Louis M. Messina, MD
Louis M. Messina, MD
Photo: Bryan Goodchild 

Louis M. Messina, MD, the Johnnie Ray Cox Term Chair in Biomedical Research and professor of surgery, recently received a five-year, $3 million R01 grant from the National Institutes of Health to investigate why aging slows wound healing, particularly in older adults, and develop ways to restore more youthful healing responses.

“Without a doubt, this is the most important work that I’ve ever done,” said Dr. Messina, who has studied this topic for more than 30 years, nearly 20 at UMass Chan Medical School. “At its core, the research is about understanding how aging impairs our immune response. It is central to so many different conditions. We know that immune aging precedes and drives organ aging. So theoretically, understanding the mechanism of immune aging may be a door to reversing organ or person aging.”

Earlier studies by Messina discovered that common risk factors, such as the presence of high levels of “bad” cholesterol in the blood, which is called hypercholesterolemia, and type 2 diabetes, don’t directly change immune cell expression. Instead, they create a specific oxidative stress that changes immune cell gene expressions within the bone marrow that make immune cells, called hematopoietic stem cells. Hypercholesterolemia, a widely recognized risk factor for atherosclerosis, also increases the incidence of colorectal cancer. In a mouse model, hypercholesterolemic mice developed nearly two to three times more tumors than wild-type mice.

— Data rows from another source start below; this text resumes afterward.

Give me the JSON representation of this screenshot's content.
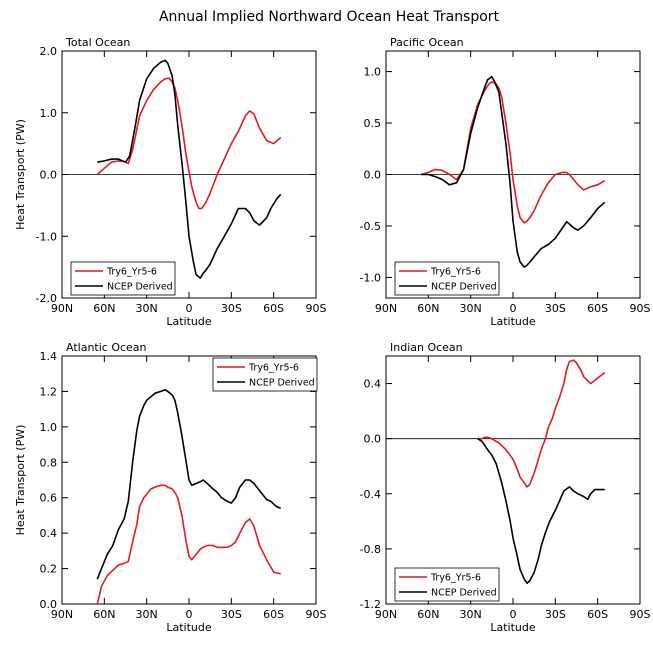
{
  "figure": {
    "title": "Annual Implied Northward Ocean Heat Transport"
  },
  "colors": {
    "model": "#e41a1c",
    "ncep": "#000000"
  },
  "chart_data": [
    {
      "type": "line",
      "title": "Total Ocean",
      "xlabel": "Latitude",
      "ylabel": "Heat Transport (PW)",
      "xlim": [
        90,
        -90
      ],
      "ylim": [
        -2,
        2
      ],
      "x_ticks": [
        90,
        60,
        30,
        0,
        -30,
        -60,
        -90
      ],
      "x_tick_labels": [
        "90N",
        "60N",
        "30N",
        "0",
        "30S",
        "60S",
        "90S"
      ],
      "y_ticks": [
        -2,
        -1,
        0,
        1,
        2
      ],
      "y_tick_labels": [
        "-2.0",
        "-1.0",
        "0.0",
        "1.0",
        "2.0"
      ],
      "zero_line": true,
      "legend": {
        "position": "bottom-left",
        "entries": [
          "Try6_Yr5-6",
          "NCEP Derived"
        ]
      },
      "series": [
        {
          "name": "Try6_Yr5-6",
          "color": "#e41a1c",
          "x": [
            65,
            60,
            55,
            50,
            46,
            43,
            40,
            35,
            30,
            25,
            20,
            17,
            14,
            12,
            10,
            8,
            5,
            2,
            0,
            -2,
            -5,
            -7,
            -9,
            -12,
            -15,
            -20,
            -25,
            -30,
            -35,
            -40,
            -43,
            -46,
            -50,
            -55,
            -60,
            -65
          ],
          "y": [
            0.0,
            0.1,
            0.2,
            0.22,
            0.21,
            0.18,
            0.4,
            0.95,
            1.2,
            1.38,
            1.5,
            1.55,
            1.56,
            1.5,
            1.4,
            1.2,
            0.8,
            0.3,
            0.05,
            -0.2,
            -0.45,
            -0.55,
            -0.55,
            -0.45,
            -0.3,
            0.0,
            0.25,
            0.5,
            0.7,
            0.95,
            1.03,
            0.98,
            0.75,
            0.55,
            0.5,
            0.6
          ]
        },
        {
          "name": "NCEP Derived",
          "color": "#000000",
          "x": [
            65,
            60,
            55,
            50,
            45,
            42,
            38,
            35,
            30,
            25,
            20,
            17,
            15,
            12,
            10,
            8,
            5,
            2,
            0,
            -3,
            -5,
            -8,
            -10,
            -12,
            -15,
            -20,
            -25,
            -30,
            -35,
            -40,
            -43,
            -46,
            -50,
            -55,
            -58,
            -62,
            -65
          ],
          "y": [
            0.2,
            0.22,
            0.25,
            0.25,
            0.2,
            0.3,
            0.8,
            1.2,
            1.55,
            1.72,
            1.82,
            1.85,
            1.8,
            1.6,
            1.3,
            0.8,
            0.2,
            -0.5,
            -1.0,
            -1.4,
            -1.62,
            -1.68,
            -1.6,
            -1.55,
            -1.45,
            -1.2,
            -1.0,
            -0.8,
            -0.55,
            -0.55,
            -0.62,
            -0.75,
            -0.82,
            -0.7,
            -0.55,
            -0.4,
            -0.32
          ]
        }
      ]
    },
    {
      "type": "line",
      "title": "Pacific Ocean",
      "xlabel": "Latitude",
      "ylabel": "",
      "xlim": [
        90,
        -90
      ],
      "ylim": [
        -1.2,
        1.2
      ],
      "x_ticks": [
        90,
        60,
        30,
        0,
        -30,
        -60,
        -90
      ],
      "x_tick_labels": [
        "90N",
        "60N",
        "30N",
        "0",
        "30S",
        "60S",
        "90S"
      ],
      "y_ticks": [
        -1.0,
        -0.5,
        0.0,
        0.5,
        1.0
      ],
      "y_tick_labels": [
        "-1.0",
        "-0.5",
        "0.0",
        "0.5",
        "1.0"
      ],
      "zero_line": true,
      "legend": {
        "position": "bottom-left",
        "entries": [
          "Try6_Yr5-6",
          "NCEP Derived"
        ]
      },
      "series": [
        {
          "name": "Try6_Yr5-6",
          "color": "#e41a1c",
          "x": [
            65,
            60,
            55,
            50,
            45,
            40,
            35,
            30,
            25,
            20,
            17,
            15,
            12,
            10,
            8,
            5,
            2,
            0,
            -3,
            -5,
            -8,
            -10,
            -12,
            -15,
            -20,
            -25,
            -30,
            -35,
            -38,
            -40,
            -43,
            -46,
            -50,
            -55,
            -60,
            -65
          ],
          "y": [
            0.0,
            0.02,
            0.05,
            0.04,
            0.0,
            -0.05,
            0.05,
            0.45,
            0.68,
            0.82,
            0.88,
            0.9,
            0.88,
            0.84,
            0.75,
            0.5,
            0.2,
            -0.05,
            -0.3,
            -0.42,
            -0.47,
            -0.45,
            -0.42,
            -0.35,
            -0.2,
            -0.08,
            0.0,
            0.02,
            0.02,
            0.0,
            -0.05,
            -0.1,
            -0.15,
            -0.12,
            -0.1,
            -0.06
          ]
        },
        {
          "name": "NCEP Derived",
          "color": "#000000",
          "x": [
            65,
            60,
            55,
            50,
            45,
            40,
            35,
            30,
            25,
            20,
            18,
            15,
            13,
            10,
            8,
            5,
            2,
            0,
            -3,
            -5,
            -8,
            -10,
            -12,
            -15,
            -20,
            -25,
            -30,
            -35,
            -38,
            -40,
            -43,
            -46,
            -50,
            -55,
            -60,
            -65
          ],
          "y": [
            0.0,
            0.0,
            -0.02,
            -0.05,
            -0.1,
            -0.08,
            0.05,
            0.4,
            0.65,
            0.85,
            0.92,
            0.95,
            0.9,
            0.8,
            0.6,
            0.3,
            -0.1,
            -0.45,
            -0.75,
            -0.85,
            -0.9,
            -0.88,
            -0.85,
            -0.8,
            -0.72,
            -0.68,
            -0.62,
            -0.52,
            -0.46,
            -0.48,
            -0.52,
            -0.54,
            -0.5,
            -0.42,
            -0.33,
            -0.27
          ]
        }
      ]
    },
    {
      "type": "line",
      "title": "Atlantic Ocean",
      "xlabel": "Latitude",
      "ylabel": "Heat Transport (PW)",
      "xlim": [
        90,
        -90
      ],
      "ylim": [
        0,
        1.4
      ],
      "x_ticks": [
        90,
        60,
        30,
        0,
        -30,
        -60,
        -90
      ],
      "x_tick_labels": [
        "90N",
        "60N",
        "30N",
        "0",
        "30S",
        "60S",
        "90S"
      ],
      "y_ticks": [
        0,
        0.2,
        0.4,
        0.6,
        0.8,
        1.0,
        1.2,
        1.4
      ],
      "y_tick_labels": [
        "0.0",
        "0.2",
        "0.4",
        "0.6",
        "0.8",
        "1.0",
        "1.2",
        "1.4"
      ],
      "zero_line": false,
      "legend": {
        "position": "top-right",
        "entries": [
          "Try6_Yr5-6",
          "NCEP Derived"
        ]
      },
      "series": [
        {
          "name": "Try6_Yr5-6",
          "color": "#e41a1c",
          "x": [
            65,
            62,
            58,
            54,
            50,
            46,
            43,
            40,
            37,
            35,
            32,
            30,
            27,
            24,
            20,
            17,
            15,
            12,
            10,
            8,
            5,
            2,
            0,
            -2,
            -5,
            -8,
            -10,
            -13,
            -17,
            -20,
            -23,
            -27,
            -30,
            -33,
            -36,
            -40,
            -43,
            -46,
            -50,
            -55,
            -60,
            -65
          ],
          "y": [
            0.0,
            0.1,
            0.16,
            0.19,
            0.22,
            0.23,
            0.24,
            0.35,
            0.45,
            0.55,
            0.6,
            0.62,
            0.65,
            0.66,
            0.67,
            0.67,
            0.66,
            0.65,
            0.63,
            0.6,
            0.5,
            0.35,
            0.27,
            0.25,
            0.28,
            0.31,
            0.32,
            0.33,
            0.33,
            0.32,
            0.32,
            0.32,
            0.33,
            0.35,
            0.4,
            0.46,
            0.48,
            0.44,
            0.33,
            0.25,
            0.18,
            0.17
          ]
        },
        {
          "name": "NCEP Derived",
          "color": "#000000",
          "x": [
            65,
            62,
            58,
            54,
            50,
            46,
            43,
            40,
            37,
            35,
            32,
            30,
            27,
            24,
            20,
            17,
            15,
            12,
            10,
            8,
            5,
            2,
            0,
            -2,
            -5,
            -8,
            -10,
            -13,
            -17,
            -20,
            -23,
            -27,
            -30,
            -33,
            -36,
            -40,
            -43,
            -46,
            -50,
            -55,
            -58,
            -62,
            -65
          ],
          "y": [
            0.14,
            0.2,
            0.28,
            0.33,
            0.42,
            0.48,
            0.58,
            0.8,
            0.98,
            1.06,
            1.12,
            1.15,
            1.17,
            1.19,
            1.2,
            1.21,
            1.2,
            1.18,
            1.15,
            1.08,
            0.95,
            0.8,
            0.7,
            0.67,
            0.68,
            0.69,
            0.7,
            0.68,
            0.65,
            0.63,
            0.6,
            0.58,
            0.57,
            0.6,
            0.66,
            0.7,
            0.7,
            0.68,
            0.64,
            0.59,
            0.58,
            0.55,
            0.54
          ]
        }
      ]
    },
    {
      "type": "line",
      "title": "Indian Ocean",
      "xlabel": "Latitude",
      "ylabel": "",
      "xlim": [
        90,
        -90
      ],
      "ylim": [
        -1.2,
        0.6
      ],
      "x_ticks": [
        90,
        60,
        30,
        0,
        -30,
        -60,
        -90
      ],
      "x_tick_labels": [
        "90N",
        "60N",
        "30N",
        "0",
        "30S",
        "60S",
        "90S"
      ],
      "y_ticks": [
        -1.2,
        -0.8,
        -0.4,
        0.0,
        0.4
      ],
      "y_tick_labels": [
        "-1.2",
        "-0.8",
        "-0.4",
        "0.0",
        "0.4"
      ],
      "zero_line": true,
      "legend": {
        "position": "bottom-left",
        "entries": [
          "Try6_Yr5-6",
          "NCEP Derived"
        ]
      },
      "series": [
        {
          "name": "Try6_Yr5-6",
          "color": "#e41a1c",
          "x": [
            25,
            22,
            20,
            18,
            15,
            12,
            10,
            8,
            5,
            2,
            0,
            -3,
            -5,
            -8,
            -10,
            -12,
            -15,
            -18,
            -20,
            -23,
            -25,
            -28,
            -30,
            -33,
            -36,
            -38,
            -40,
            -43,
            -45,
            -48,
            -50,
            -55,
            -60,
            -65
          ],
          "y": [
            0.0,
            0.0,
            0.01,
            0.01,
            0.0,
            -0.02,
            -0.03,
            -0.05,
            -0.08,
            -0.12,
            -0.15,
            -0.22,
            -0.28,
            -0.32,
            -0.35,
            -0.33,
            -0.25,
            -0.15,
            -0.08,
            0.0,
            0.08,
            0.15,
            0.22,
            0.3,
            0.4,
            0.5,
            0.56,
            0.57,
            0.55,
            0.5,
            0.45,
            0.4,
            0.44,
            0.48
          ]
        },
        {
          "name": "NCEP Derived",
          "color": "#000000",
          "x": [
            25,
            22,
            20,
            18,
            15,
            12,
            10,
            8,
            5,
            2,
            0,
            -3,
            -5,
            -8,
            -10,
            -12,
            -15,
            -18,
            -20,
            -23,
            -26,
            -30,
            -33,
            -36,
            -40,
            -43,
            -46,
            -50,
            -53,
            -55,
            -58,
            -62,
            -65
          ],
          "y": [
            0.0,
            -0.02,
            -0.05,
            -0.08,
            -0.12,
            -0.18,
            -0.25,
            -0.32,
            -0.45,
            -0.6,
            -0.72,
            -0.85,
            -0.95,
            -1.02,
            -1.05,
            -1.03,
            -0.97,
            -0.87,
            -0.78,
            -0.68,
            -0.6,
            -0.52,
            -0.45,
            -0.38,
            -0.35,
            -0.38,
            -0.4,
            -0.42,
            -0.44,
            -0.4,
            -0.37,
            -0.37,
            -0.37
          ]
        }
      ]
    }
  ]
}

The breakthrough finding was that when wild-type mice received hematopoietic stem cells from hypercholesterolemic mice, they also developed two to three times more tumors, even in the absence of hypercholesterolemia. This is consistent with a change in hematopoietic stem cells that impairs their ability to detect and suppress precancerous cells.

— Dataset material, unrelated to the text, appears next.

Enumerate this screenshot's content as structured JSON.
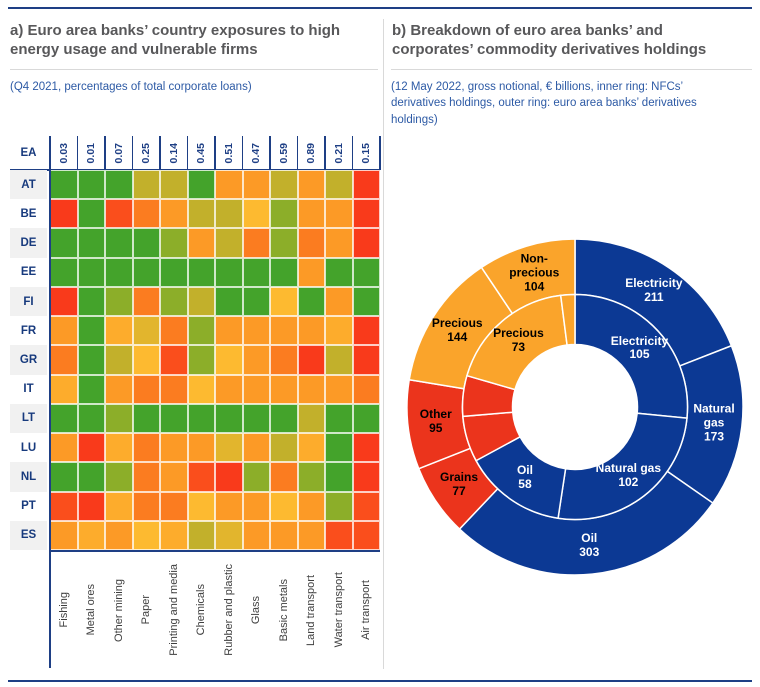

Building on this finding, Messina is currently focusing his research on how aging, the most powerful risk factor, impairs the response to tissue injury. Messina theorizes that if aging also induces epigenetic reprogramming of immune cell gene expression within hematopoietic stem cells, it may be possible to directly modify or normalize gene expression in aged mice to improve healing.

Working alongside Thomas Fazzio, PhD, professor of molecular, cell & cancer biology; and Manuel Garber, PhD, professor of genomics & computational biology, Messina previously compared how long it takes for wounds to heal in young versus aged animal models and found that healing takes roughly twice as long in aged models. They found that transplanting hematopoietic stems cells from aged animal models into young animal models causes the young models to heal more slowly, indicating impaired wound healing with age is largely driven by changes in immune cell responses controlled by hematopoietic stem cells.

In addition to his faculty role at UMass Chan, Messina is a vascular surgeon at UMass Memorial Medical Center and a member of the UMass Diabetes Center of Excellence.